The Quartet Even Sang For The Hogan’s Heroes Theme Song
Most Hogan’s Heroes fans would be surprised to learn that the original recording of the show’s theme song actually included lyrics. But it did. However, only the instrumental version was used for the show. The same quartet who recorded the album, Clary, Dawson, Hovis, and Dixon, also recorded the theme song. During the song, they sing, “Heroes, heroes, husky men of war. Sons of all the heroes of the war before. We’re all heroes up to our ear-o’s. You ask the questions. We make suggestions. That’s what we’re heroes for.”
One Of The Show’s Stars Was A Real-Life Hero
Robert Clary, who played Corporal Louis LeBeau on Hogan’s Heroes was an actual hero of war himself. He was born in Paris, France where, as a young man, he sang for a Paris radio station. However, because he was Jewish, he was deported to the Nazi concentration camp in 1942. At the camp, he sang to an audience of SS soldiers every other Sunday. During an interview, he once talked about how he survived the camp.
“Singing, entertaining, and being in kind of good health at my age, that’s why I survived,” said Clary. “I was very immature and young and not really fully realizing what situation I was involved with… I don’t know if I would have survived if I really knew that.”
After his experiences during the war, how could Clary possibly be okay with starring in a comedy show about Nazis? During another interview, Clary explained the difference between what he experienced and what he portrayed on the show.

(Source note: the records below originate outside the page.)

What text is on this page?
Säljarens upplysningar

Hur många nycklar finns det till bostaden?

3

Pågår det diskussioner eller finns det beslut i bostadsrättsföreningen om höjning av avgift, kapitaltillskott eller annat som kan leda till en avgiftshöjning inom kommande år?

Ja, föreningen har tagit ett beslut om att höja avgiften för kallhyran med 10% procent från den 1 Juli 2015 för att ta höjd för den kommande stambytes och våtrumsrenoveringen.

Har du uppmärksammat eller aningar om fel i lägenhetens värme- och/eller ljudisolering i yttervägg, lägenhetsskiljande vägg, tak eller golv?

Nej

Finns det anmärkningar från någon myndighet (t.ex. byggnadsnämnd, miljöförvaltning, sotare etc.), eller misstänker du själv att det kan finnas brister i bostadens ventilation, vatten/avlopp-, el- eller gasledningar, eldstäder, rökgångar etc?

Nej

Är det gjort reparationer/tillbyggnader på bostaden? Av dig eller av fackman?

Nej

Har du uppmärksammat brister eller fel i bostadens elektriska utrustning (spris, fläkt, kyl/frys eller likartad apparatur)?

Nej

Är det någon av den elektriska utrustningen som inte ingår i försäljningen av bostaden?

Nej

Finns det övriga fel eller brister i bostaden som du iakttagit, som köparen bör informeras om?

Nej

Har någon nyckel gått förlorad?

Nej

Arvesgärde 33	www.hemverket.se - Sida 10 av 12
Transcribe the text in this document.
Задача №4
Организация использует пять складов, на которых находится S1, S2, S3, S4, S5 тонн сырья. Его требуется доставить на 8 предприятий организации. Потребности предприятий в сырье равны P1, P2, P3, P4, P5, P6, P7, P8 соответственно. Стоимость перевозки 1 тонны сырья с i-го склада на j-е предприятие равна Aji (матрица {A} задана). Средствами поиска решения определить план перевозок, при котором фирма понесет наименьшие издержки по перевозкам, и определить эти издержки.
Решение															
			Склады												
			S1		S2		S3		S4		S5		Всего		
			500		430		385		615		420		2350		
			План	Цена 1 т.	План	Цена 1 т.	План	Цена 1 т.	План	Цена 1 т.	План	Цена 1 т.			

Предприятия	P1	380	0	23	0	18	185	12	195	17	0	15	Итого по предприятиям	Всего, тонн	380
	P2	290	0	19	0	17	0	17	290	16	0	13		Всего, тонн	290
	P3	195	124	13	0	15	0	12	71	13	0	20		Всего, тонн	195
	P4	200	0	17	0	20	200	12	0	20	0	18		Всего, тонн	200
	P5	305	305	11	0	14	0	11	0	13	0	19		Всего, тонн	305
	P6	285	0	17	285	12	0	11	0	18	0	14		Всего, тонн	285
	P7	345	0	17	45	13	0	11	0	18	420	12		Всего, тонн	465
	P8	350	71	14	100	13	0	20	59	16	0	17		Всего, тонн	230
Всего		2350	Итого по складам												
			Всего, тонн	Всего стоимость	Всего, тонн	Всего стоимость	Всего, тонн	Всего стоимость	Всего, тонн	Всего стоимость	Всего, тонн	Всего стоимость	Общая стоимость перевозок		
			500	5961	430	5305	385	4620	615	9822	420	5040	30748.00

“Stalag 13 is not a concentration camp. It’s a POW camp, and that’s a world of difference. You never heard of a prisoner of war being gassed or hanged,” he said. “When the show went on the air, people asked me if I had any qualms about doing a comedy series dealing with Nazis and concentration camps. I had to explain that it was about prisoners of war in a Stalag, not a concentration camp, and although I did not want to diminish what soldiers went through during their internments, it was like night and day from what people endured in concentration camps.”